UK property prices rose in October despite continued political turmoil as Britain edged closer to Brexit, new figures show.
Analysts also predicted prices could continue to rise, fuelled by low interest rates and “pent-up demand” which could be unleashed if uncertainty fades when Britain leaves the EU.
The latest house price index from Nationwide suggests average prices have grown by 0.2% over the past month, and are 0.4% higher than a year ago.
The average UK property was sold for £215,368, with price growth below 1% for an 11th month in a row.
Prices are on average £800 higher than a year ago, compared with a £9,100 increase over the same period to October 2016.
Robert Gardner, chief economist at Nationwide, said growth appeared to have slowed because of weaker global economic growth and an “intensifying of Brexit uncertainty.”
But he said underlying conditions in the housing market had remained “broadly stable” despite fears Britain could have crashed out of the EU without a deal at the end of October.

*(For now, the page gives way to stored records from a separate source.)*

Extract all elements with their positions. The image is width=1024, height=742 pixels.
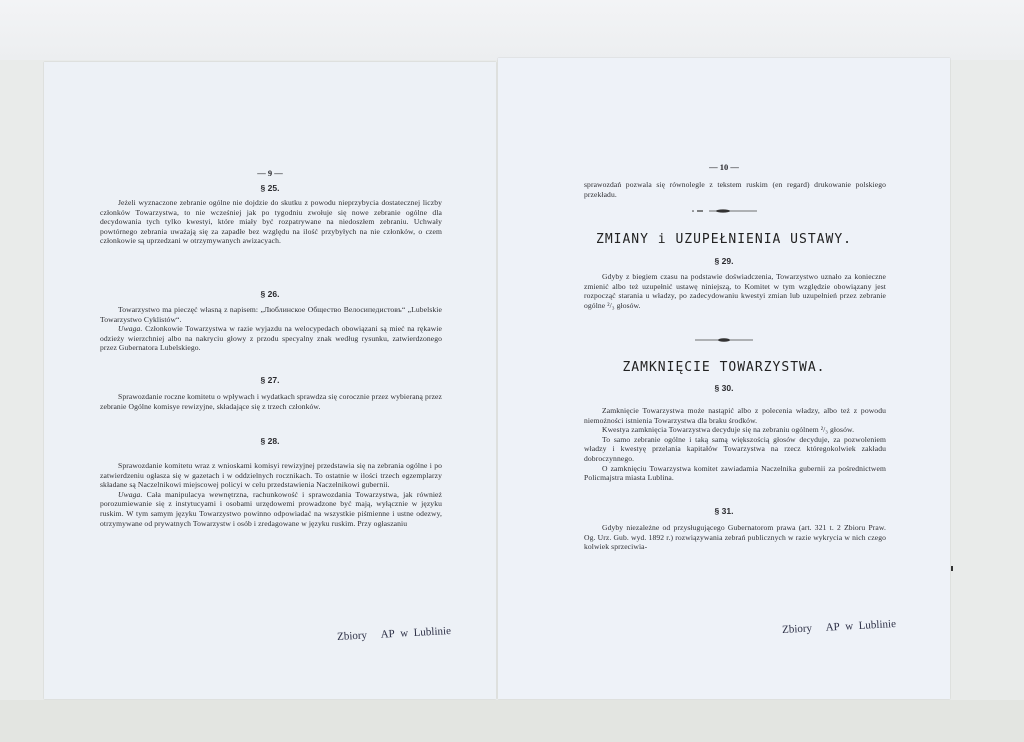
note-label: Uwaga. (118, 324, 142, 333)
note-label: Uwaga. (118, 490, 142, 499)
section-26-text: Towarzystwo ma pieczęć własną z napisem:… (100, 305, 442, 353)
paragraph: Gdyby z biegiem czasu na podstawie doświ… (584, 272, 886, 310)
stamp-word: Zbiory (337, 629, 368, 643)
stamp-word: Lublinie (858, 618, 896, 632)
paragraph: Towarzystwo ma pieczęć własną z napisem:… (100, 305, 442, 324)
section-27-text: Sprawozdanie roczne komitetu o wpływach … (100, 392, 442, 411)
paragraph: Zamknięcie Towarzystwa może nastąpić alb… (584, 406, 886, 425)
section-25-text: Jeżeli wyznaczone zebranie ogólne nie do… (100, 198, 442, 246)
paragraph: Sprawozdanie komitetu wraz z wnioskami k… (100, 461, 442, 490)
stamp-word: w (400, 627, 409, 639)
paragraph: sprawozdań pozwala się równolegle z teks… (584, 180, 886, 199)
section-heading-28: § 28. (44, 436, 496, 446)
section-heading-26: § 26. (44, 289, 496, 299)
section-31-text: Gdyby niezależne od przysługującego Gube… (584, 523, 886, 552)
section-heading-31: § 31. (498, 506, 950, 516)
continuation-text: sprawozdań pozwala się równolegle z teks… (584, 180, 886, 199)
stamp-word: Zbiory (782, 622, 813, 636)
section-heading-30: § 30. (498, 383, 950, 393)
page-number: — 10 — (498, 162, 950, 172)
section-heading-29: § 29. (498, 256, 950, 266)
heading-amendments: ZMIANY i UZUPEŁNIENIA USTAWY. (498, 232, 950, 247)
paragraph: To samo zebranie ogólne i taką samą więk… (584, 435, 886, 464)
paragraph: Jeżeli wyznaczone zebranie ogólne nie do… (100, 198, 442, 246)
paragraph: Gdyby niezależne od przysługującego Gube… (584, 523, 886, 552)
document-page-10: — 10 — sprawozdań pozwala się równolegle… (498, 58, 950, 699)
section-29-text: Gdyby z biegiem czasu na podstawie doświ… (584, 272, 886, 310)
stamp-word: AP (380, 628, 395, 641)
section-30-text: Zamknięcie Towarzystwa może nastąpić alb… (584, 406, 886, 483)
stamp-word: AP (825, 621, 840, 634)
note-paragraph: Uwaga. Cała manipulacya wewnętrzna, rach… (100, 490, 442, 528)
paragraph: Sprawozdanie roczne komitetu o wpływach … (100, 392, 442, 411)
archive-stamp: Zbiory AP w Lublinie (337, 625, 451, 643)
note-text: Cała manipulacya wewnętrzna, rachunkowoś… (100, 490, 442, 528)
section-heading-27: § 27. (44, 375, 496, 385)
background-top (0, 0, 1024, 60)
archive-stamp: Zbiory AP w Lublinie (782, 618, 896, 636)
background-table-surface (0, 700, 1024, 742)
paper-speck (951, 566, 953, 571)
ornament-divider (498, 337, 950, 343)
page-number: — 9 — (44, 168, 496, 178)
note-text: Członkowie Towarzystwa w razie wyjazdu n… (100, 324, 442, 352)
heading-dissolution: ZAMKNIĘCIE TOWARZYSTWA. (498, 360, 950, 375)
paragraph: O zamknięciu Towarzystwa komitet zawiada… (584, 464, 886, 483)
stamp-word: Lublinie (413, 625, 451, 639)
ornament-divider (498, 208, 950, 214)
paragraph: Kwestya zamknięcia Towarzystwa decyduje … (584, 425, 886, 435)
stamp-word: w (845, 620, 854, 632)
section-heading-25: § 25. (44, 183, 496, 193)
note-paragraph: Uwaga. Członkowie Towarzystwa w razie wy… (100, 324, 442, 353)
section-28-text: Sprawozdanie komitetu wraz z wnioskami k… (100, 461, 442, 528)
document-page-9: — 9 — § 25. Jeżeli wyznaczone zebranie o… (44, 62, 496, 699)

The number of mortgages approved has remained fairly consistent over the past two years.
“Solid labour market conditions and low borrowing costs appear to be offsetting the drag from the uncertain economic outlook The question is whether this pattern will continue,” he said.
“There were tentative signs of a softening in the jobs market in the three months to August, as employment fell, unemployment rose, and wage growth slowed a little.

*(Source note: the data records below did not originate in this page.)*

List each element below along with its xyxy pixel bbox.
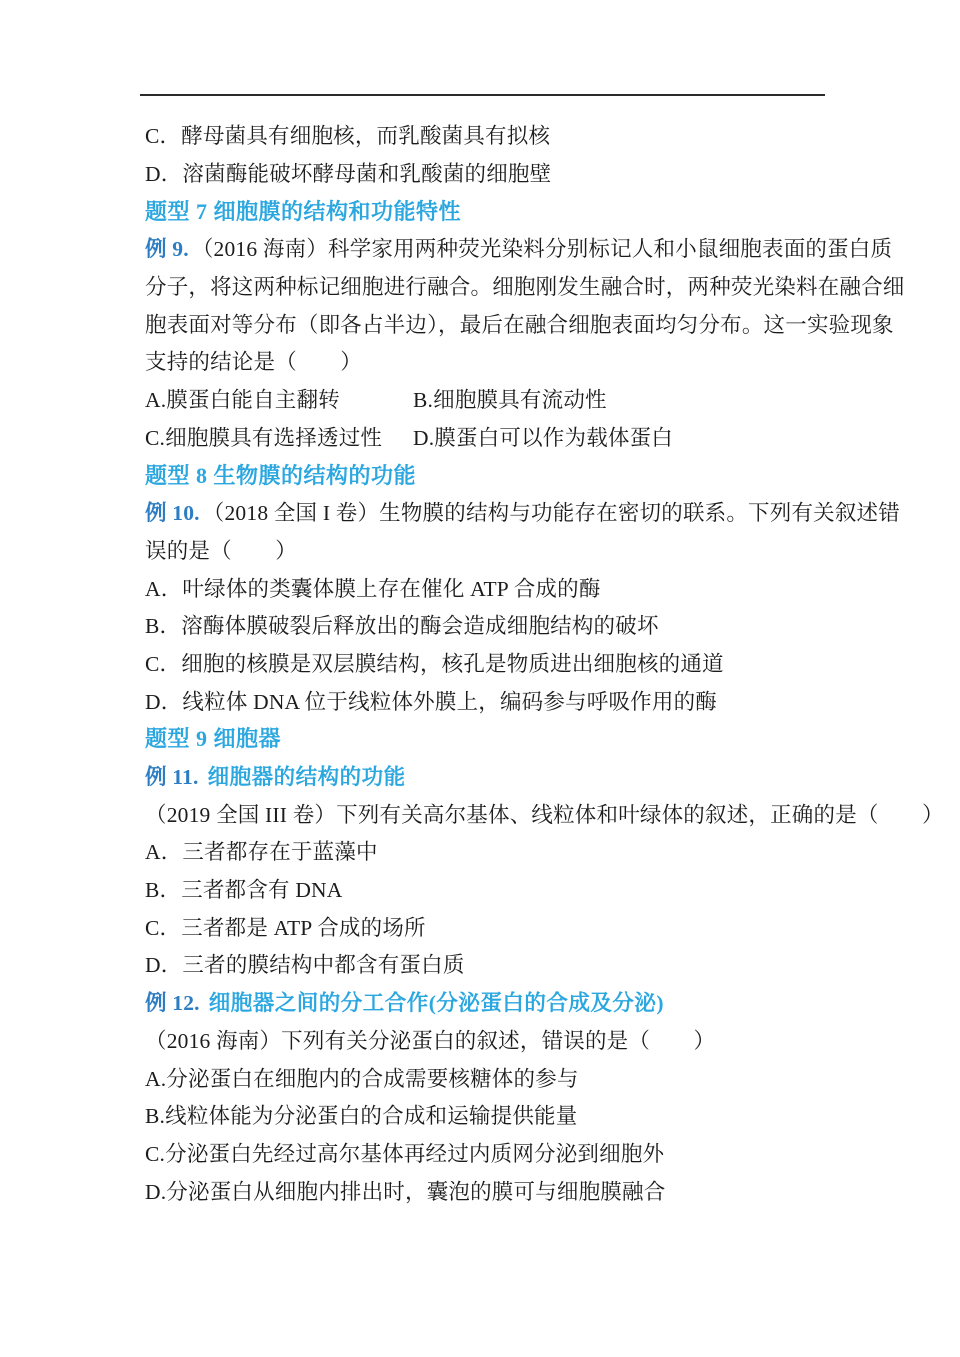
option-pair-row: C.细胞膜具有选择透过性 D.膜蛋白可以作为载体蛋白 [145, 418, 845, 456]
top-horizontal-rule [140, 94, 825, 96]
option-text: D．三者的膜结构中都含有蛋白质 [145, 948, 465, 979]
answer-option-line: A．三者都存在于蓝藻中 [145, 832, 845, 870]
option-text: B．三者都含有 DNA [145, 873, 343, 904]
question-text: 误的是（ ） [145, 534, 297, 565]
option-text: C．细胞的核膜是双层膜结构，核孔是物质进出细胞核的通道 [145, 647, 724, 678]
answer-option-line: A．叶绿体的类囊体膜上存在催化 ATP 合成的酶 [145, 568, 845, 606]
answer-option-line: D.分泌蛋白从细胞内排出时，囊泡的膜可与细胞膜融合 [145, 1171, 845, 1209]
answer-option-line: C．酵母菌具有细胞核，而乳酸菌具有拟核 [145, 116, 845, 154]
option-text: B.线粒体能为分泌蛋白的合成和运输提供能量 [145, 1099, 577, 1130]
option-text: B．溶酶体膜破裂后释放出的酶会造成细胞结构的破坏 [145, 609, 659, 640]
question-text: （2016 海南）科学家用两种荧光染料分别标记人和小鼠细胞表面的蛋白质 [192, 232, 892, 263]
option-text: A．叶绿体的类囊体膜上存在催化 ATP 合成的酶 [145, 572, 601, 603]
example-11-heading: 例 11. 细胞器的结构的功能 [145, 757, 845, 795]
answer-option-line: D．线粒体 DNA 位于线粒体外膜上，编码参与呼吸作用的酶 [145, 681, 845, 719]
topic-8-heading: 题型 8 生物膜的结构的功能 [145, 455, 845, 493]
option-text: C．酵母菌具有细胞核，而乳酸菌具有拟核 [145, 119, 550, 150]
option-text: C．三者都是 ATP 合成的场所 [145, 911, 426, 942]
answer-option-line: C.分泌蛋白先经过高尔基体再经过内质网分泌到细胞外 [145, 1134, 845, 1172]
example-heading-text: 细胞器之间的分工合作(分泌蛋白的合成及分泌) [209, 986, 664, 1017]
option-text: D．溶菌酶能破坏酵母菌和乳酸菌的细胞壁 [145, 157, 551, 188]
topic-heading-text: 题型 7 细胞膜的结构和功能特性 [145, 195, 461, 226]
answer-option-line: C．三者都是 ATP 合成的场所 [145, 907, 845, 945]
question-body-line: 误的是（ ） [145, 531, 845, 569]
answer-option-line: D．溶菌酶能破坏酵母菌和乳酸菌的细胞壁 [145, 154, 845, 192]
question-body-line: （2019 全国 III 卷）下列有关高尔基体、线粒体和叶绿体的叙述，正确的是（… [145, 794, 845, 832]
option-text: D.分泌蛋白从细胞内排出时，囊泡的膜可与细胞膜融合 [145, 1175, 665, 1206]
answer-option-line: B.线粒体能为分泌蛋白的合成和运输提供能量 [145, 1096, 845, 1134]
option-text: A.膜蛋白能自主翻转 [145, 383, 340, 414]
question-text: 胞表面对等分布（即各占半边），最后在融合细胞表面均匀分布。这一实验现象 [145, 308, 894, 339]
example-10-question-line: 例 10. （2018 全国 I 卷）生物膜的结构与功能存在密切的联系。下列有关… [145, 493, 845, 531]
option-text: C.细胞膜具有选择透过性 [145, 421, 382, 452]
option-text: B.细胞膜具有流动性 [413, 383, 607, 414]
example-9-label: 例 9. [145, 232, 189, 263]
answer-option-line: A.分泌蛋白在细胞内的合成需要核糖体的参与 [145, 1058, 845, 1096]
option-pair-row: A.膜蛋白能自主翻转 B.细胞膜具有流动性 [145, 380, 845, 418]
question-text: 分子，将这两种标记细胞进行融合。细胞刚发生融合时，两种荧光染料在融合细 [145, 270, 905, 301]
answer-option-line: B．三者都含有 DNA [145, 870, 845, 908]
question-body-line: （2016 海南）下列有关分泌蛋白的叙述，错误的是（ ） [145, 1021, 845, 1059]
topic-heading-text: 题型 9 细胞器 [145, 722, 281, 753]
question-text: （2018 全国 I 卷）生物膜的结构与功能存在密切的联系。下列有关叙述错 [203, 496, 900, 527]
topic-heading-text: 题型 8 生物膜的结构的功能 [145, 459, 416, 490]
option-text: A.分泌蛋白在细胞内的合成需要核糖体的参与 [145, 1062, 579, 1093]
option-text: C.分泌蛋白先经过高尔基体再经过内质网分泌到细胞外 [145, 1137, 664, 1168]
question-text: （2016 海南）下列有关分泌蛋白的叙述，错误的是（ ） [145, 1024, 715, 1055]
topic-9-heading: 题型 9 细胞器 [145, 719, 845, 757]
option-text: D.膜蛋白可以作为载体蛋白 [413, 421, 673, 452]
question-body-line: 胞表面对等分布（即各占半边），最后在融合细胞表面均匀分布。这一实验现象 [145, 304, 845, 342]
topic-7-heading: 题型 7 细胞膜的结构和功能特性 [145, 191, 845, 229]
question-body-line: 分子，将这两种标记细胞进行融合。细胞刚发生融合时，两种荧光染料在融合细 [145, 267, 845, 305]
example-12-label: 例 12. [145, 986, 200, 1017]
example-11-label: 例 11. [145, 760, 199, 791]
answer-option-line: B．溶酶体膜破裂后释放出的酶会造成细胞结构的破坏 [145, 606, 845, 644]
answer-option-line: C．细胞的核膜是双层膜结构，核孔是物质进出细胞核的通道 [145, 644, 845, 682]
example-heading-text: 细胞器的结构的功能 [208, 760, 406, 791]
answer-option-line: D．三者的膜结构中都含有蛋白质 [145, 945, 845, 983]
document-page: C．酵母菌具有细胞核，而乳酸菌具有拟核 D．溶菌酶能破坏酵母菌和乳酸菌的细胞壁 … [0, 0, 960, 1357]
question-body-line: 支持的结论是（ ） [145, 342, 845, 380]
question-text: 支持的结论是（ ） [145, 345, 362, 376]
example-9-question-line: 例 9. （2016 海南）科学家用两种荧光染料分别标记人和小鼠细胞表面的蛋白质 [145, 229, 845, 267]
example-10-label: 例 10. [145, 496, 200, 527]
example-12-heading: 例 12. 细胞器之间的分工合作(分泌蛋白的合成及分泌) [145, 983, 845, 1021]
option-text: D．线粒体 DNA 位于线粒体外膜上，编码参与呼吸作用的酶 [145, 685, 717, 716]
question-text: （2019 全国 III 卷）下列有关高尔基体、线粒体和叶绿体的叙述，正确的是（… [145, 798, 944, 829]
option-text: A．三者都存在于蓝藻中 [145, 835, 378, 866]
document-content: C．酵母菌具有细胞核，而乳酸菌具有拟核 D．溶菌酶能破坏酵母菌和乳酸菌的细胞壁 … [145, 116, 845, 1209]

“However, monthly data is often volatile and the unemployment rate remains close to 40 year lows and real earnings growth (i.e. after taking account of inflation) is close to levels prevailing before the financial crisis.
“Moreover, mortgage rates remain close to all-time lows – more than 95% of borrowers have opted for fixed rate deals in recent quarters, around half of which have opted to fix for five years.”
Gardner said potential UK interest rate rises in the years ahead were “likely to be capped” by global trends, with weak growth around the world sustaining downward pressure on rates.
Samuel Tombs, chief UK economist at Pantheon Macroeconomics, said falling rates could push up price growth.
"Past precedent suggests that the majority of the decline in mortgage rates will feed through to higher prices, not lower interest payments. Accordingly, we expect house prices to rise at a slightly faster pace next year," said Tombs.
Jeremy Leaf, a north London estate agent and former residential chairman of the Royal Institute of Chartered Surveyors, said the figures suggested no “fireworks in the market” were visible or likely over the next few months.
'What we are seeing on the ground is a continuing determination to find common price ground between buyer and seller, which is reflected in no real change to these steady transaction numbers,” he said.
“There is no doubt, as far as we are concerned, that pent-up demand remains just waiting for the Brexit gun to fire before releasing what we expect to be a modest improvement in prices and activity.”